Last month, I had the chance to sit down and talk to Farhat Ali, the previous President and CEO of Fujitsu America, as well as a member of the Princeton Class of 1977. Our talk spanned everywhere from topics like combining business school with a technical degree, to appropriately managing a startup. However, I think one of the most interesting pieces of insight I got from Farhat was his explanation of the difference between “invention” and “innovation.”

Strictly speaking, an invention is some novel creation — U.S. patent law defines it as “a new, useful process, machine, improvement, etc., that did not exist previously and that is recognized as the product of some unique intuition or genius, as distinguished from ordinary mechanical skill or craftsmanship.”

Innovation, on the other hand, is the act of identifying a market need and then connecting the user base with an invention.

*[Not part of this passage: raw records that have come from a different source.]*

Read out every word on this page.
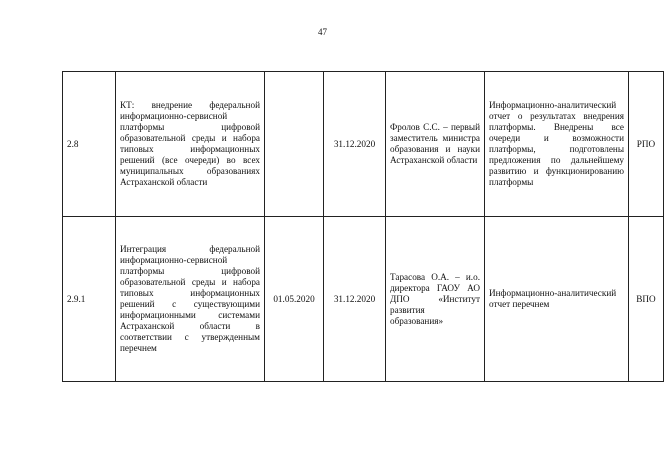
47
2.8	КТ: внедрение федеральной информационно-сервисной платформы цифровой образовательной среды и набора типовых информационных решений (все очереди) во всех муниципальных образованиях Астраханской области		31.12.2020	Фролов С.С. – первый заместитель министра образования и науки Астраханской области	Информационно-аналитический отчет о результатах внедрения платформы. Внедрены все очереди и возможности платформы, подготовлены предложения по дальнейшему развитию и функционированию платформы	РПО
2.9.1	Интеграция федеральной информационно-сервисной платформы цифровой образовательной среды и набора типовых информационных решений с существующими информационными системами Астраханской области в соответствии с утвержденным перечнем	01.05.2020	31.12.2020	Тарасова О.А. – и.о. директора ГАОУ АО ДПО «Институт развития образования»	Информационно-аналитический отчет перечнем	ВПО
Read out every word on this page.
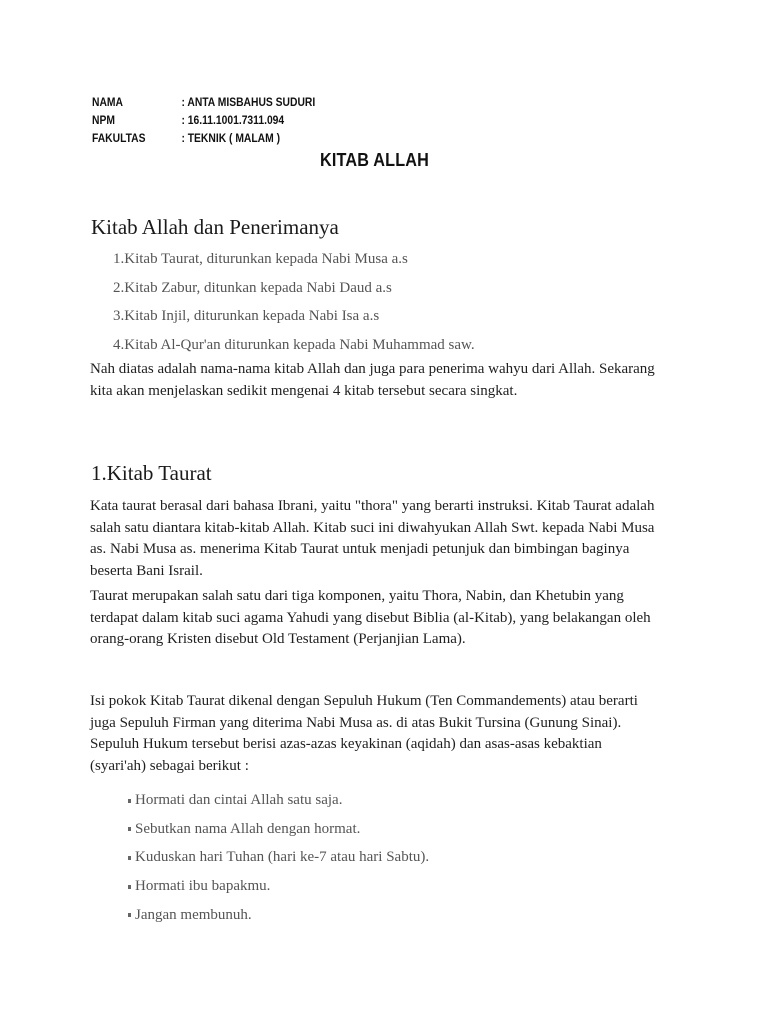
NAMA	: ANTA MISBAHUS SUDURI
NPM	: 16.11.1001.7311.094
FAKULTAS	: TEKNIK ( MALAM )
KITAB ALLAH
Kitab Allah dan Penerimanya
1.Kitab Taurat, diturunkan kepada Nabi Musa a.s
2.Kitab Zabur, ditunkan kepada Nabi Daud a.s
3.Kitab Injil, diturunkan kepada Nabi Isa a.s
4.Kitab Al-Qur'an diturunkan kepada Nabi Muhammad saw.

Nah diatas adalah nama-nama kitab Allah dan juga para penerima wahyu dari Allah. Sekarang kita akan menjelaskan sedikit mengenai 4 kitab tersebut secara singkat.

1.Kitab Taurat

Kata taurat berasal dari bahasa Ibrani, yaitu "thora" yang berarti instruksi. Kitab Taurat adalah salah satu diantara kitab-kitab Allah. Kitab suci ini diwahyukan Allah Swt. kepada Nabi Musa as. Nabi Musa as. menerima Kitab Taurat untuk menjadi petunjuk dan bimbingan baginya beserta Bani Israil.

Taurat merupakan salah satu dari tiga komponen, yaitu Thora, Nabin, dan Khetubin yang terdapat dalam kitab suci agama Yahudi yang disebut Biblia (al-Kitab), yang belakangan oleh orang-orang Kristen disebut Old Testament (Perjanjian Lama).

Isi pokok Kitab Taurat dikenal dengan Sepuluh Hukum (Ten Commandements) atau berarti juga Sepuluh Firman yang diterima Nabi Musa as. di atas Bukit Tursina (Gunung Sinai). Sepuluh Hukum tersebut berisi azas-azas keyakinan (aqidah) dan asas-asas kebaktian (syari'ah) sebagai berikut :

Hormati dan cintai Allah satu saja.
Sebutkan nama Allah dengan hormat.
Kuduskan hari Tuhan (hari ke-7 atau hari Sabtu).
Hormati ibu bapakmu.
Jangan membunuh.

Innovation is a much more complicated action, requiring the entrepreneur to not only orchestrate and lead the creation of a new invention, but also to have the foresight and experience to effectively target and market to a consumer group.

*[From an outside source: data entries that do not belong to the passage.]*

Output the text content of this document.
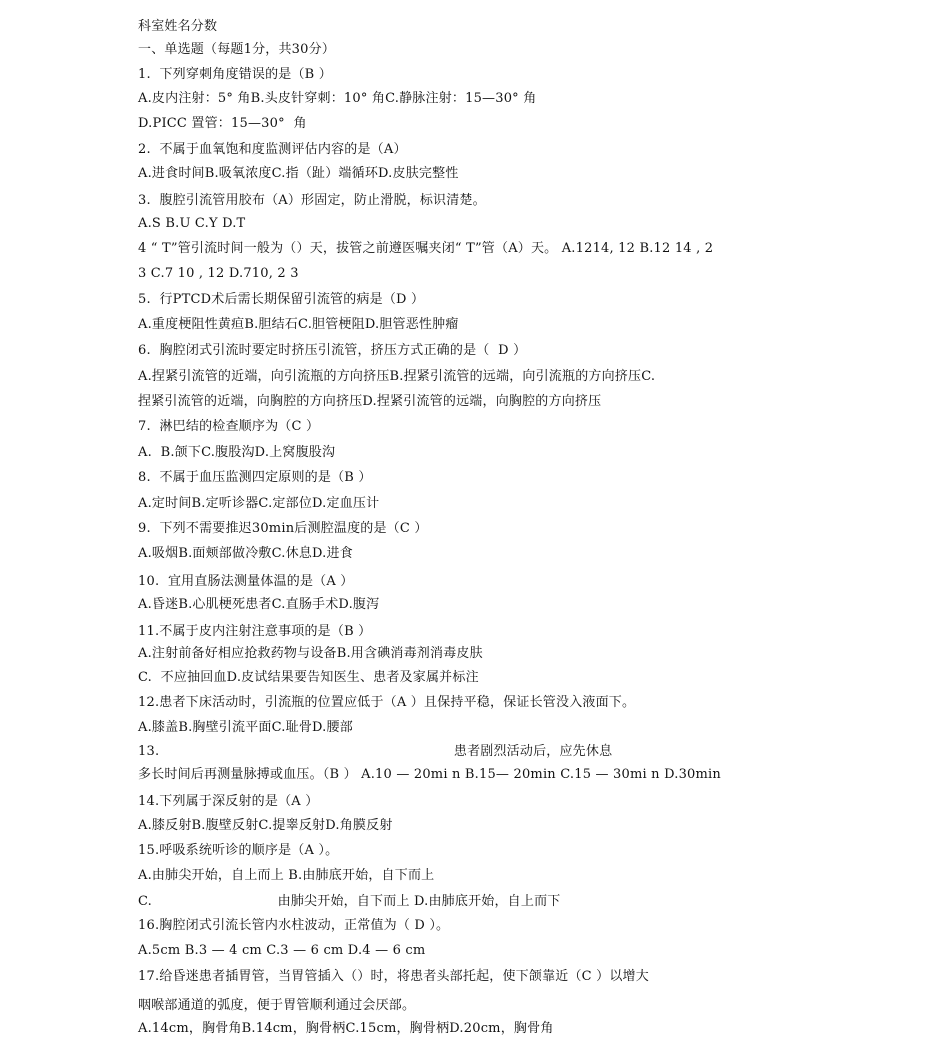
科室姓名分数
一、单选题（每题1分，共30分）
1.  下列穿刺角度错误的是（B ）
A.皮内注射：5° 角B.头皮针穿刺：10° 角C.静脉注射：15—30° 角
D.PICC 置管：15—30°  角
2.  不属于血氧饱和度监测评估内容的是（A）
A.进食时间B.吸氧浓度C.指（趾）端循环D.皮肤完整性
3.  腹腔引流管用胶布（A）形固定，防止滑脱，标识清楚。
A.S B.U C.Y D.T
4 “ T”管引流时间一般为（）天，拔管之前遵医嘱夹闭“ T”管（A）天。 A.1214, 12 B.12 14 , 2
3 C.7 10 , 12 D.710, 2 3
5.  行PTCD术后需长期保留引流管的病是（D ）
A.重度梗阻性黄疸B.胆结石C.胆管梗阻D.胆管恶性肿瘤
6.  胸腔闭式引流时要定时挤压引流管，挤压方式正确的是（  D ）
A.捏紧引流管的近端，向引流瓶的方向挤压B.捏紧引流管的远端，向引流瓶的方向挤压C.
捏紧引流管的近端，向胸腔的方向挤压D.捏紧引流管的远端，向胸腔的方向挤压
7.  淋巴结的检查顺序为（C ）
A.  B.颌下C.腹股沟D.上窝腹股沟
8.  不属于血压监测四定原则的是（B ）
A.定时间B.定听诊器C.定部位D.定血压计
9.  下列不需要推迟30min后测腔温度的是（C ）
A.吸烟B.面颊部做冷敷C.休息D.进食
10.  宜用直肠法测量体温的是（A ）
A.昏迷B.心肌梗死患者C.直肠手术D.腹泻
11.不属于皮内注射注意事项的是（B ）
A.注射前备好相应抢救药物与设备B.用含碘消毒剂消毒皮肤
C.  不应抽回血D.皮试结果要告知医生、患者及家属并标注
12.患者下床活动时，引流瓶的位置应低于（A ）且保持平稳，保证长管没入液面下。
A.膝盖B.胸壁引流平面C.耻骨D.腰部
13.                                                                    患者剧烈活动后，应先休息
多长时间后再测量脉搏或血压。（B ） A.10 — 20mi n B.15— 20min C.15 — 30mi n D.30min
14.下列属于深反射的是（A ）
A.膝反射B.腹壁反射C.提睾反射D.角膜反射
15.呼吸系统听诊的顺序是（A ）。
A.由肺尖开始，自上而上 B.由肺底开始，自下而上
C.                             由肺尖开始，自下而上 D.由肺底开始，自上而下
16.胸腔闭式引流长管内水柱波动，正常值为（ D ）。
A.5cm B.3 — 4 cm C.3 — 6 cm D.4 — 6 cm
17.给昏迷患者插胃管，当胃管插入（）时，将患者头部托起，使下颌靠近（C ）以增大
咽喉部通道的弧度，便于胃管顺利通过会厌部。
A.14cm，胸骨角B.14cm，胸骨柄C.15cm，胸骨柄D.20cm，胸骨角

For the sake of example, let’s talk about Apple: the iPhone itself was an invention, but Steve Jobs epitomized innovation — he (along with several others who don’t get enough credit) invented a suite of products which intersected with a market desire for these electronics, and established a devoted, cult-like following to his company. Of course, it’s hard to discern the direction of causation in this story — whether Apple identified the consumers’ desire for its products and then created its suite of products, or if Apple created a superior product that generated user interest — but it is clear that innovation is the marriage between technical acumen and business-savvy.

All this leads to my point, which is that too many young entrepreneurs today seem to lack the requisite maturity and insight needed to create a successful product. I recently read a post from Sunil Rajaraman on the unbridled (and naive) enthusiasm of some entrepreneurs in Silicon Valley, and he painted this picture of many startups:

“Your 27-year-old CEO calls an ad-hoc all-hands meeting and regales about company culture and how your mission is to ‘kill email because it’s broken.’ He wants to make every enterprise company in the world switch to your product. He’s never worked for an enterprise company, or any other company at all.”

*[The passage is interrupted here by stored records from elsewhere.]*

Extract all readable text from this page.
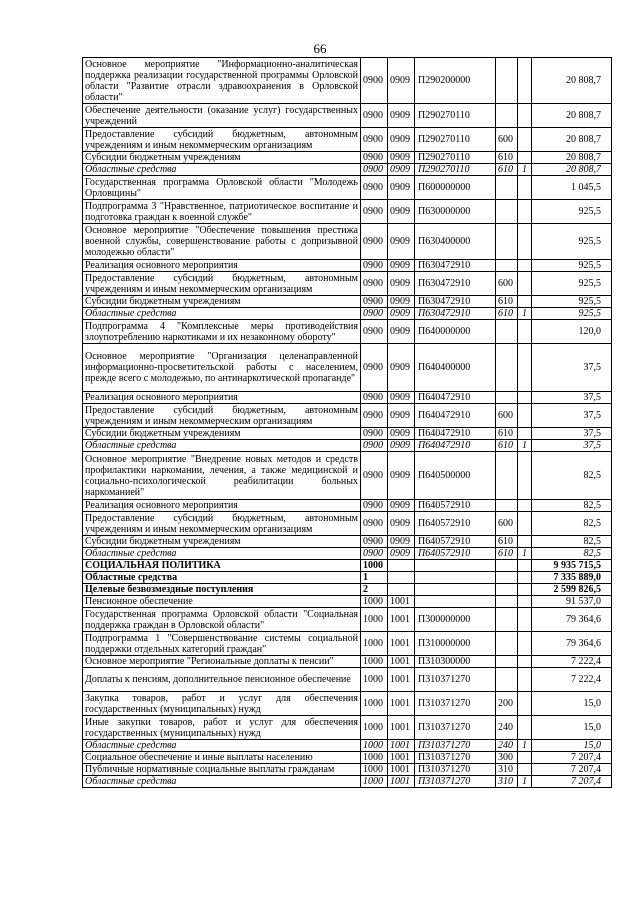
66
Основное мероприятие "Информационно-аналитическая поддержка реализации государственной программы Орловской области "Развитие отрасли здравоохранения в Орловской области"	0900	0909	П290200000			20 808,7
Обеспечение деятельности (оказание услуг) государственных учреждений	0900	0909	П290270110			20 808,7
Предоставление субсидий бюджетным, автономным учреждениям и иным некоммерческим организациям	0900	0909	П290270110	600		20 808,7
Субсидии бюджетным учреждениям	0900	0909	П290270110	610		20 808,7
Областные средства	0900	0909	П290270110	610	1	20 808,7
Государственная программа Орловской области "Молодежь Орловщины"	0900	0909	П600000000			1 045,5
Подпрограмма 3 "Нравственное, патриотическое воспитание и подготовка граждан к военной службе"	0900	0909	П630000000			925,5
Основное мероприятие "Обеспечение повышения престижа военной службы, совершенствование работы с допризывной молодежью области"	0900	0909	П630400000			925,5
Реализация основного мероприятия	0900	0909	П630472910			925,5
Предоставление субсидий бюджетным, автономным учреждениям и иным некоммерческим организациям	0900	0909	П630472910	600		925,5
Субсидии бюджетным учреждениям	0900	0909	П630472910	610		925,5
Областные средства	0900	0909	П630472910	610	1	925,5
Подпрограмма 4 "Комплексные меры противодействия злоупотреблению наркотиками и их незаконному обороту"	0900	0909	П640000000			120,0
Основное мероприятие "Организация целенаправленной информационно-просветительской работы с населением, прежде всего с молодежью, по антинаркотической пропаганде"	0900	0909	П640400000			37,5
Реализация основного мероприятия	0900	0909	П640472910			37,5
Предоставление субсидий бюджетным, автономным учреждениям и иным некоммерческим организациям	0900	0909	П640472910	600		37,5
Субсидии бюджетным учреждениям	0900	0909	П640472910	610		37,5
Областные средства	0900	0909	П640472910	610	1	37,5
Основное мероприятие "Внедрение новых методов и средств профилактики наркомании, лечения, а также медицинской и социально-психологической реабилитации больных наркоманией"	0900	0909	П640500000			82,5
Реализация основного мероприятия	0900	0909	П640572910			82,5
Предоставление субсидий бюджетным, автономным учреждениям и иным некоммерческим организациям	0900	0909	П640572910	600		82,5
Субсидии бюджетным учреждениям	0900	0909	П640572910	610		82,5
Областные средства	0900	0909	П640572910	610	1	82,5
СОЦИАЛЬНАЯ ПОЛИТИКА	1000					9 935 715,5
Областные средства	1					7 335 889,0
Целевые безвозмездные поступления	2					2 599 826,5
Пенсионное обеспечение	1000	1001				91 537,0
Государственная программа Орловской области "Социальная поддержка граждан в Орловской области"	1000	1001	П300000000			79 364,6
Подпрограмма 1 "Совершенствование системы социальной поддержки отдельных категорий граждан"	1000	1001	П310000000			79 364,6
Основное мероприятие "Региональные доплаты к пенсии"	1000	1001	П310300000			7 222,4
Доплаты к пенсиям, дополнительное пенсионное обеспечение	1000	1001	П310371270			7 222,4
Закупка товаров, работ и услуг для обеспечения государственных (муниципальных) нужд	1000	1001	П310371270	200		15,0
Иные закупки товаров, работ и услуг для обеспечения государственных (муниципальных) нужд	1000	1001	П310371270	240		15,0
Областные средства	1000	1001	П310371270	240	1	15,0
Социальное обеспечение и иные выплаты населению	1000	1001	П310371270	300		7 207,4
Публичные нормативные социальные выплаты гражданам	1000	1001	П310371270	310		7 207,4
Областные средства	1000	1001	П310371270	310	1	7 207,4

Ultimately, after my experiences talking to entrepreneurs and working with startups, I’ve decided that if I want to run my own successful venture in the future, the first step I need to take is to learn: to learn about how a real, successful organization runs its business, and to develop an understanding of a niche problem-space that I can explore and specialize in. Only then will I begin to be adequately prepared to take on such a challenge.